JabRef / jabref

Graphical Java application for managing BibTeX and biblatex (.bib) databases
https://devdocs.jabref.org
MIT License
3.53k stars 2.47k forks source link

ISI returns double bracketed bibtex fields #3974

Closed nilsbecker closed 3 years ago

nilsbecker commented 6 years ago

JabRef version on

JabRef 4.1 Mac OS X 10.13.4 x86_64 Java 1.8.0_151

Steps to reproduce:

  1. select shortyear in the preferences for key autogeneration
  2. autogenerate a key for a paper from the 2000s
  3. key ends with a single-digit year

this is undesired and different from the behavior in earlier versions of jabref. double-digit years make keys easier to process.

stefan-kolb commented 6 years ago

I used

@Article{Kolb00,
  author = {Stefan Kolb},
  year   = {2000},
}

and got Kolb00

Thats what i expected. I have tested the described behavior, but cannot reproduce it. I used the latest master version. Can you post a minimal reproducible example for us?

nilsbecker commented 6 years ago

hmm. i noticed it with several autogenerated keys yesterday from an import from ISI web of science. it may have to do with the weird bracketing? here is an example

@Article{lloyd3,
  author      = {Lloyd, Alison C.},
  title       = {{The Regulation of Cell Size}},
  journal     = {{CELL}},
  year        = {{2013}},
  volume      = {{154}},
  number      = {{6}},
  pages       = {{1194-1205}},
  month       = {{SEP 12}},
  issn        = {{0092-8674}},
  abstract    = {{An adult animal consists of cells of vastly different size and activity,
   but the regulation of cell size remains poorly understood. Recent
   studies uncovering some of the signaling pathways important for
   size/growth control, together with the identification of diseases
   resulting from aberrations in these pathways, have renewed interest in
   this field. This Review will discuss our current understanding of how a
   cell sets its size, how it can adapt its size to a changing environment,
   and how these processes are relevant to human disease.}},
  doi         = {{10.1016/j.cell.2013.08.053}},
  groups      = {cell_cycle_paper},
  owner       = {nbecker},
  times-cited = {{78}},
  timestamp   = {2018.04.24},
  unique-id   = {{ISI:000324239300010}},
}
Siedlerchr commented 6 years ago

The extra curly braces indicate normally that the field is treated as is, e.g. for cooporate authors or titles, Either our importer is broken or the bibtex key data from the fetcher is wrobg

stefan-kolb commented 6 years ago

So where did you get this entry from? Can you give us the initial entry and tell us how you imported it etc.

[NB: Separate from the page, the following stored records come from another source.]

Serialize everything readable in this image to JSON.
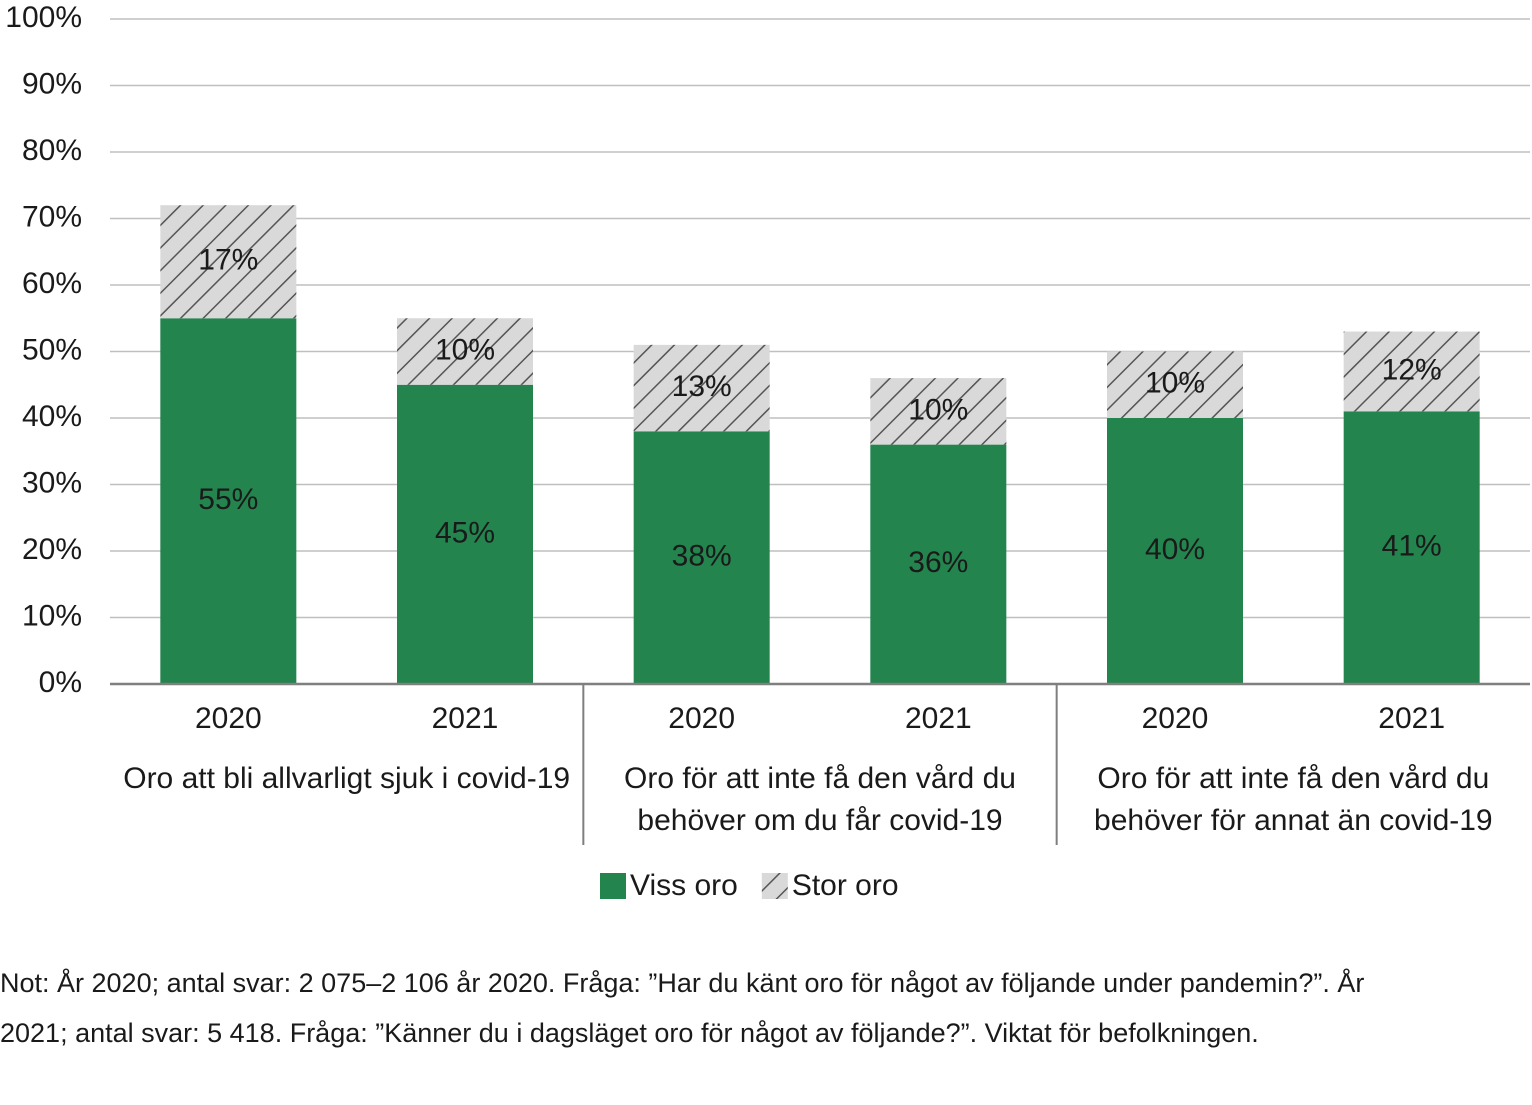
{
  "chart_data": {
    "type": "bar",
    "stacked": true,
    "categories": [
      "2020",
      "2021",
      "2020",
      "2021",
      "2020",
      "2021"
    ],
    "groups": [
      "Oro att bli allvarligt sjuk i covid-19",
      "Oro för att inte få den vård du behöver om du får covid-19",
      "Oro för att inte få den vård du behöver för annat än covid-19"
    ],
    "series": [
      {
        "name": "Viss oro",
        "color": "#23844e",
        "values": [
          55,
          45,
          38,
          36,
          40,
          41
        ],
        "value_labels": [
          "55%",
          "45%",
          "38%",
          "36%",
          "40%",
          "41%"
        ]
      },
      {
        "name": "Stor oro",
        "color": "#d9d9d9",
        "pattern": "hatch",
        "values": [
          17,
          10,
          13,
          10,
          10,
          12
        ],
        "value_labels": [
          "17%",
          "10%",
          "13%",
          "10%",
          "10%",
          "12%"
        ]
      }
    ],
    "ylim": [
      0,
      100
    ],
    "yticks": [
      {
        "value": 0,
        "label": "0%"
      },
      {
        "value": 10,
        "label": "10%"
      },
      {
        "value": 20,
        "label": "20%"
      },
      {
        "value": 30,
        "label": "30%"
      },
      {
        "value": 40,
        "label": "40%"
      },
      {
        "value": 50,
        "label": "50%"
      },
      {
        "value": 60,
        "label": "60%"
      },
      {
        "value": 70,
        "label": "70%"
      },
      {
        "value": 80,
        "label": "80%"
      },
      {
        "value": 90,
        "label": "90%"
      },
      {
        "value": 100,
        "label": "100%"
      }
    ],
    "grid": true,
    "legend": "bottom",
    "note": "Not: År 2020; antal svar: 2 075–2 106 år 2020. Fråga: ”Har du känt oro för något av följande under pandemin?”. År 2021; antal svar: 5 418. Fråga: ”Känner du i dagsläget oro för något av följande?”. Viktat för befolkningen."
  }
}
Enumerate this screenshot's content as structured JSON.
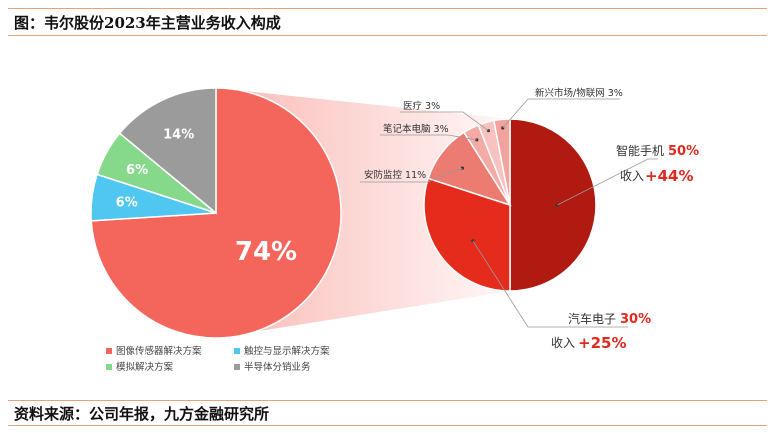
{
  "header": {
    "title": "图：韦尔股份2023年主营业务收入构成"
  },
  "footer": {
    "source": "资料来源：公司年报，九方金融研究所"
  },
  "colors": {
    "image_sensor": "#f4665c",
    "touch_display": "#4fc7f0",
    "analog": "#86d88a",
    "semiconductor_dist": "#9b9b9b",
    "smartphone": "#b01a10",
    "auto": "#e52c1c",
    "security": "#ec7b72",
    "notebook": "#f4aaa5",
    "medical": "#f7c2bf",
    "iot": "#f2a39e",
    "accent_red": "#e12a1f",
    "border": "#e4a37a"
  },
  "chart_data": [
    {
      "type": "pie",
      "slices": [
        {
          "label": "图像传感器解决方案",
          "value": 74,
          "display": "74%"
        },
        {
          "label": "触控与显示解决方案",
          "value": 6,
          "display": "6%"
        },
        {
          "label": "模拟解决方案",
          "value": 6,
          "display": "6%"
        },
        {
          "label": "半导体分销业务",
          "value": 14,
          "display": "14%"
        }
      ],
      "legend": [
        "图像传感器解决方案",
        "触控与显示解决方案",
        "模拟解决方案",
        "半导体分销业务"
      ],
      "legend_position": "bottom-left"
    },
    {
      "type": "pie",
      "slices": [
        {
          "label": "智能手机",
          "value": 50,
          "pct": "50%",
          "growth_label": "收入",
          "growth": "+44%"
        },
        {
          "label": "汽车电子",
          "value": 30,
          "pct": "30%",
          "growth_label": "收入",
          "growth": "+25%"
        },
        {
          "label": "安防监控",
          "value": 11,
          "pct": "11%"
        },
        {
          "label": "笔记本电脑",
          "value": 3,
          "pct": "3%"
        },
        {
          "label": "医疗",
          "value": 3,
          "pct": "3%"
        },
        {
          "label": "新兴市场/物联网",
          "value": 3,
          "pct": "3%"
        }
      ]
    }
  ]
}
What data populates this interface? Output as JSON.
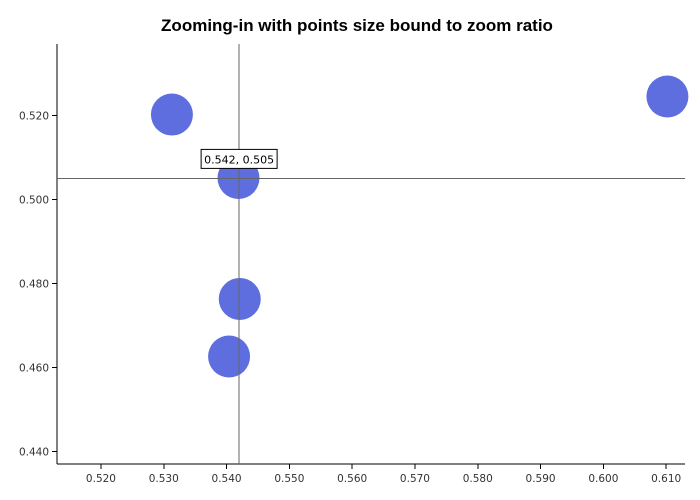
{
  "chart_data": {
    "type": "scatter",
    "title": "Zooming-in with points size bound to zoom ratio",
    "xlabel": "",
    "ylabel": "",
    "xlim": [
      0.513,
      0.613
    ],
    "ylim": [
      0.437,
      0.537
    ],
    "x_ticks": [
      "0.520",
      "0.530",
      "0.540",
      "0.550",
      "0.560",
      "0.570",
      "0.580",
      "0.590",
      "0.600",
      "0.610"
    ],
    "y_ticks": [
      "0.440",
      "0.460",
      "0.480",
      "0.500",
      "0.520"
    ],
    "grid": false,
    "point_color": "#5566dd",
    "points": [
      {
        "x": 0.5313,
        "y": 0.5202
      },
      {
        "x": 0.5419,
        "y": 0.5051
      },
      {
        "x": 0.5421,
        "y": 0.4763
      },
      {
        "x": 0.5404,
        "y": 0.4626
      },
      {
        "x": 0.6102,
        "y": 0.5245
      }
    ],
    "crosshair": {
      "x": 0.542,
      "y": 0.505
    },
    "tooltip": {
      "text": "0.542, 0.505"
    }
  }
}
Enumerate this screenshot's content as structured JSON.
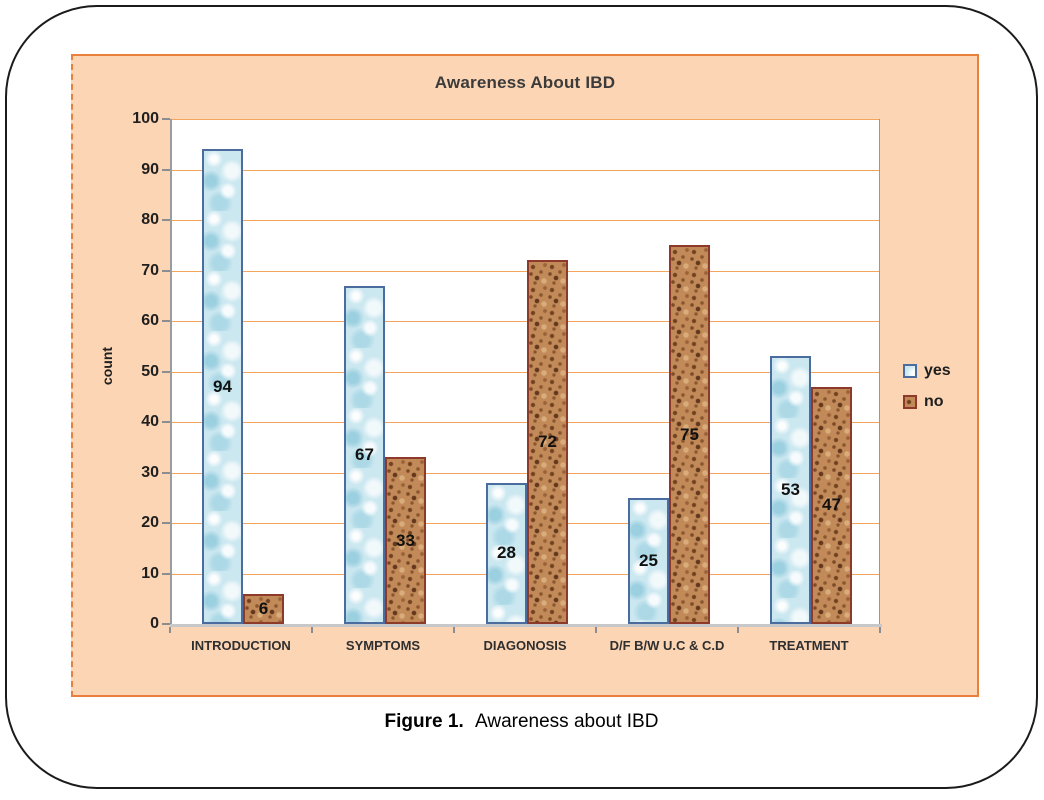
{
  "figure": {
    "caption_label": "Figure 1.",
    "caption_text": "Awareness about IBD"
  },
  "chart_data": {
    "type": "bar",
    "title": "Awareness About IBD",
    "xlabel": "",
    "ylabel": "count",
    "ylim": [
      0,
      100
    ],
    "yticks": [
      0,
      10,
      20,
      30,
      40,
      50,
      60,
      70,
      80,
      90,
      100
    ],
    "grid": true,
    "gridline_color": "#F3A45F",
    "legend_position": "right-outside",
    "categories": [
      "INTRODUCTION",
      "SYMPTOMS",
      "DIAGONOSIS",
      "D/F B/W U.C & C.D",
      "TREATMENT"
    ],
    "series": [
      {
        "name": "yes",
        "values": [
          94,
          67,
          28,
          25,
          53
        ],
        "fill": "#CBE7F0",
        "border": "#4B6C9E"
      },
      {
        "name": "no",
        "values": [
          6,
          33,
          72,
          75,
          47
        ],
        "fill": "#C18A58",
        "border": "#8E3A2B"
      }
    ],
    "data_labels": "center"
  },
  "colors": {
    "chart_background": "#FCD5B4",
    "chart_border": "#E9803B",
    "plot_background": "#FFFFFF",
    "axis_line": "#9B9CA0",
    "baseline": "#C7C8CA",
    "frame_border": "#1B1B1B",
    "text": "#1F1F1F"
  }
}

nilsbecker commented 6 years ago

ok. go to isiknowledge.com (this may require institutional subscription). search for "title" and the exact title "the regulation of cell size". in the result page select the appropriate entry. on the entry page select 'save to other file formats' then 'bibtex' and you get a file for download named 'savedrecs.bib'. open that file with jabref, and you get the entry posted above.

stefan-kolb commented 6 years ago

Ok, thank you. I just did this and the result is the following entry.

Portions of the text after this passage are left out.